Bien sûr, tous connaissaient Charles, qu'ils avaient vu en photo ou traversant les rues du village. Mais c'était leur Zita qui se mariait aujourd’hui.
L'ovation ne se divisait pas. Elle était non seulement pour les trois héros de la fête, mais aussi pour les deux dynasties, les Bourbon de Parme qui avaient si bien su s'intégrer à eux et les Habsbourg, sous la houlette desquels il avait toujours fait bon vivre.

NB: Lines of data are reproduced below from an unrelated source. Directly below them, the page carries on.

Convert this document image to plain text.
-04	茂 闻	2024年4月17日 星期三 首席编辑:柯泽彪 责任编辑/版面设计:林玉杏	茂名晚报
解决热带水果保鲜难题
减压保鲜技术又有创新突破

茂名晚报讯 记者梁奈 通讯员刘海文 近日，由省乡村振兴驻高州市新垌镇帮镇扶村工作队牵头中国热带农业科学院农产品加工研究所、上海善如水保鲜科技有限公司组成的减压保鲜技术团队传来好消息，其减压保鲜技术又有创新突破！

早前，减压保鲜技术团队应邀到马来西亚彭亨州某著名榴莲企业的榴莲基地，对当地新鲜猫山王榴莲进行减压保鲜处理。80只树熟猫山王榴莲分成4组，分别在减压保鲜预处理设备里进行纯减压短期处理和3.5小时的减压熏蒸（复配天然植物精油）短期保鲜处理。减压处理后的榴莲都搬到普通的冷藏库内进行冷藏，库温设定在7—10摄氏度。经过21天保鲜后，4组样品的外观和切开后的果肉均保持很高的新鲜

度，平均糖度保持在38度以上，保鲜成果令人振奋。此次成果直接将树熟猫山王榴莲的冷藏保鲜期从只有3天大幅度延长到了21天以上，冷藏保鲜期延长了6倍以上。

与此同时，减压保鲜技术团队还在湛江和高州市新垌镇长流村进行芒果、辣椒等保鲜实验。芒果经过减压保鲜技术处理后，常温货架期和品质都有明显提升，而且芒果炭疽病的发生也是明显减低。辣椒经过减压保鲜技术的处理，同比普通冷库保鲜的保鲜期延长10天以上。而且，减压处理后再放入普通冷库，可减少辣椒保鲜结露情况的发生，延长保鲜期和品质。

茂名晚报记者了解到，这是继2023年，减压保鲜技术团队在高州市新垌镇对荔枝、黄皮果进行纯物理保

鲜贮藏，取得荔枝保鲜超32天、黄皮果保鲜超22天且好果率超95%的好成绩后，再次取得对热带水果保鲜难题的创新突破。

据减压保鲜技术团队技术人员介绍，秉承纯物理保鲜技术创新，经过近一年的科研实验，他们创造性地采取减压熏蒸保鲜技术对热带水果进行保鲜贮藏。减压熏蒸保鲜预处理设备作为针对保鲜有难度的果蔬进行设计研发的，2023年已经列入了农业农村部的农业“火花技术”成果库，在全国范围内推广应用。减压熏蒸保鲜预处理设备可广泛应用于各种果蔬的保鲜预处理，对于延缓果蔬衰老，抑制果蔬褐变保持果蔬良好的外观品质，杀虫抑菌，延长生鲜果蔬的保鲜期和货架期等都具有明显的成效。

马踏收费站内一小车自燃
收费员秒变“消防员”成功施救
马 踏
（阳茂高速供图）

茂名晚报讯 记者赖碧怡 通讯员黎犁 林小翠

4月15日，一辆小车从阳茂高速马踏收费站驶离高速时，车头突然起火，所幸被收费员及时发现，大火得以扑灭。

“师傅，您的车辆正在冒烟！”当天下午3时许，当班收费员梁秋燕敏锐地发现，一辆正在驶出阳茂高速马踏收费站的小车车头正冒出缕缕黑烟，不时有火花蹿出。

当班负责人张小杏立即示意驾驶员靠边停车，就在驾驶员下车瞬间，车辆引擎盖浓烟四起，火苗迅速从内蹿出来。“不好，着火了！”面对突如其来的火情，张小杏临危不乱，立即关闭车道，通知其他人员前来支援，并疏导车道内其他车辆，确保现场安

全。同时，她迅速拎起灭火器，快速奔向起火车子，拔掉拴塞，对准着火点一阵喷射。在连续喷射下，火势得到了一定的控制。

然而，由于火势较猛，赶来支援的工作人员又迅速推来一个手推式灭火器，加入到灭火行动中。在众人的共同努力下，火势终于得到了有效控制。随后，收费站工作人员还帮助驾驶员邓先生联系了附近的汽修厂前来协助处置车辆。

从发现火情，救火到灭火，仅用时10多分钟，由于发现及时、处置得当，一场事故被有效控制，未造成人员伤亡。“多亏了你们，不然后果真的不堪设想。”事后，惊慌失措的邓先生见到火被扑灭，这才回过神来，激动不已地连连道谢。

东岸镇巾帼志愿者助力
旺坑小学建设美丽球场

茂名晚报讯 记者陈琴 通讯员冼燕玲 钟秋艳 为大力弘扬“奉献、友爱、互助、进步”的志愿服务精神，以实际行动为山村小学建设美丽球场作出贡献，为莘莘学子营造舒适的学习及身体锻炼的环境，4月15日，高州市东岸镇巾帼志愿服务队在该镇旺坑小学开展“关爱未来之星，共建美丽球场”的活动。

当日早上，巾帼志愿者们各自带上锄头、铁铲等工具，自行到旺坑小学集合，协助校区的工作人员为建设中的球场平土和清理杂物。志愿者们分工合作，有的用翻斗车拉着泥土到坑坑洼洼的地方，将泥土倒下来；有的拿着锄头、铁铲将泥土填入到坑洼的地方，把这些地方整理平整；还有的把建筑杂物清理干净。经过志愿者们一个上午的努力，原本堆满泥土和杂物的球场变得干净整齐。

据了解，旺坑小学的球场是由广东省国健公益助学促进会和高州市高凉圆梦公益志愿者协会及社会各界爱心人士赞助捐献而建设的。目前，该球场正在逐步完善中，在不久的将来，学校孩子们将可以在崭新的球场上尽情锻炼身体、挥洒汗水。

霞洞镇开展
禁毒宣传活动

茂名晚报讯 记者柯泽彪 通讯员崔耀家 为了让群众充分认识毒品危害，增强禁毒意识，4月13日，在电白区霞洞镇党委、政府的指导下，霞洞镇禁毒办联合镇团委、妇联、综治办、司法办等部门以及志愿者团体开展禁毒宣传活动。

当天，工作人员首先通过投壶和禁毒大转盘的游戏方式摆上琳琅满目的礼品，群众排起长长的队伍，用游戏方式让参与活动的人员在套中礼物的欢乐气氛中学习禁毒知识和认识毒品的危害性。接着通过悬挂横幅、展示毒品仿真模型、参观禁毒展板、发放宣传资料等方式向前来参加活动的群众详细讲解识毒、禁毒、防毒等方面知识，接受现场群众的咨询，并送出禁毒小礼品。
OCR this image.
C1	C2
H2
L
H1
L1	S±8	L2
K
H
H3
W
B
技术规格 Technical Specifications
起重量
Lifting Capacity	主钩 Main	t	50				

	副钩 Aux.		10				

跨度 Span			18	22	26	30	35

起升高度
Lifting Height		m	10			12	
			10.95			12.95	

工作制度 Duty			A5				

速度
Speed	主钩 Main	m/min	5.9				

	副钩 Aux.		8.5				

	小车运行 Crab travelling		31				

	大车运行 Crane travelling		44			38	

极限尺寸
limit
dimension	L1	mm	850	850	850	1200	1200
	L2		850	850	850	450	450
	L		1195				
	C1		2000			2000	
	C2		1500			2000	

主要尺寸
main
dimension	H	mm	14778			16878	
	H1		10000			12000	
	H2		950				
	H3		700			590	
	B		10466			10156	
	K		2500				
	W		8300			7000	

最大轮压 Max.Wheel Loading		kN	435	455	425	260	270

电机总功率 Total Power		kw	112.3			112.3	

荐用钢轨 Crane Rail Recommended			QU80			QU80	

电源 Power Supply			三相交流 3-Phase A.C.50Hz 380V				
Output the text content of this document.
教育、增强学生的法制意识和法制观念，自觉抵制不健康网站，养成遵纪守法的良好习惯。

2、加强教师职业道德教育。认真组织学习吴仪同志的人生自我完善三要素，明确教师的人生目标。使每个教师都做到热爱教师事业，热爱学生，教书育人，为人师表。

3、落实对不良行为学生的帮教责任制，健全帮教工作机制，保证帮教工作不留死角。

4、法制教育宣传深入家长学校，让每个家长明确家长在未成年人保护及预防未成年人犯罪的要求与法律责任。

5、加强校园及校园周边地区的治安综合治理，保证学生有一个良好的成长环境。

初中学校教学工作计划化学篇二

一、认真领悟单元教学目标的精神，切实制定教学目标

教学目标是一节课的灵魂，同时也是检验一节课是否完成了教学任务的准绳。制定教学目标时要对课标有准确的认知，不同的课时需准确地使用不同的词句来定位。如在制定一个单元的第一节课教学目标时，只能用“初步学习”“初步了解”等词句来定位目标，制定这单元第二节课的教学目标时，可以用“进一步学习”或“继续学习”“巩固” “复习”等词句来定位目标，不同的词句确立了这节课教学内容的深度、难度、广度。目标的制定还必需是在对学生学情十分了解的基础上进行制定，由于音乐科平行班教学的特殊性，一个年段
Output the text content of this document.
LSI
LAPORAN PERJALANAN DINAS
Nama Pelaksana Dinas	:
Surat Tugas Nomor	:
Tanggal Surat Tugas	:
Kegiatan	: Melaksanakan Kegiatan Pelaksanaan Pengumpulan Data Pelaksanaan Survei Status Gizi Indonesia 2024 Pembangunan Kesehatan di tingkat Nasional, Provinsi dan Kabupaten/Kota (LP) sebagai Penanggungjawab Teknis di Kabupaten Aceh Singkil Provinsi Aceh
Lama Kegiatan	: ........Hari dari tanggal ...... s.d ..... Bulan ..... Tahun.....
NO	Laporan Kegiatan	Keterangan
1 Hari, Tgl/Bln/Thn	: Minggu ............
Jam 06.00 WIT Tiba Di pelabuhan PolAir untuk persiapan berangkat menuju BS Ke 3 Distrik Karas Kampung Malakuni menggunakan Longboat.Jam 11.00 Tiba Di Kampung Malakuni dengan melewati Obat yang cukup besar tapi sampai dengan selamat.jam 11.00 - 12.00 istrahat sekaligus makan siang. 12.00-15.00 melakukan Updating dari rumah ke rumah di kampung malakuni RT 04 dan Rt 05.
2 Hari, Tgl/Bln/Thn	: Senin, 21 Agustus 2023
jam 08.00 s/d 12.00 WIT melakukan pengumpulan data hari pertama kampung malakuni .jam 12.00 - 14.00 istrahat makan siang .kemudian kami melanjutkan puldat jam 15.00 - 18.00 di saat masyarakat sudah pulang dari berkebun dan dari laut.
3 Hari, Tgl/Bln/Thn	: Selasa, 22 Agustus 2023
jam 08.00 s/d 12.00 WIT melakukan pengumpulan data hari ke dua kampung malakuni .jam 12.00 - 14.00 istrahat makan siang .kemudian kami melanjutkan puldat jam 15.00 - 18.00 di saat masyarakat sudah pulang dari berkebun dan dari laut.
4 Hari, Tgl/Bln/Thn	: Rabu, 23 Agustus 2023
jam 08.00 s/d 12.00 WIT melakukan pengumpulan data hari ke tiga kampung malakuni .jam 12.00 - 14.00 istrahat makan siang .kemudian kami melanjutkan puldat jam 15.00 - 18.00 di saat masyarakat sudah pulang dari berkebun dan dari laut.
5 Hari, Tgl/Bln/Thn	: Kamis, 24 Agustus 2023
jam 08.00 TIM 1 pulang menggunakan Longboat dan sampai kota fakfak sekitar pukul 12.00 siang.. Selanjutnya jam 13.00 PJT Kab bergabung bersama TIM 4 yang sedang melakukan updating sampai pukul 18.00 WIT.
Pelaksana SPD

Personne n'ignorait la maxime de la Maison Impériale : « Quand les autres font la guerre, toi heureuse Autriche tu te maries. »
Les invités au mariage
Sont assis au premier rang à côté des mariés, l’archiduchesse Maria Josefa, la mère du marié, juste à côté de l’empereur Franz Joseph, Maria Antonia duchesse de Parme, la mère Zita, avec ses enfants Henrietta et Gaëtan, le roi Friedrich Auguste III de Saxe, le frère de l’ archiduchesse Marie Josefa et oncle de Charles, l'archiduchesse Marie-Valérie, la plus jeune fille de l'empereur François-Joseph et l'archiduchesse Marie-Thérèse, la troisième épouse de l'archiduc Karl Ludwig, belle-grand-mère de Charles et tante de Zita. Mais la fête finissait et François-Joseph donna le signal de départ.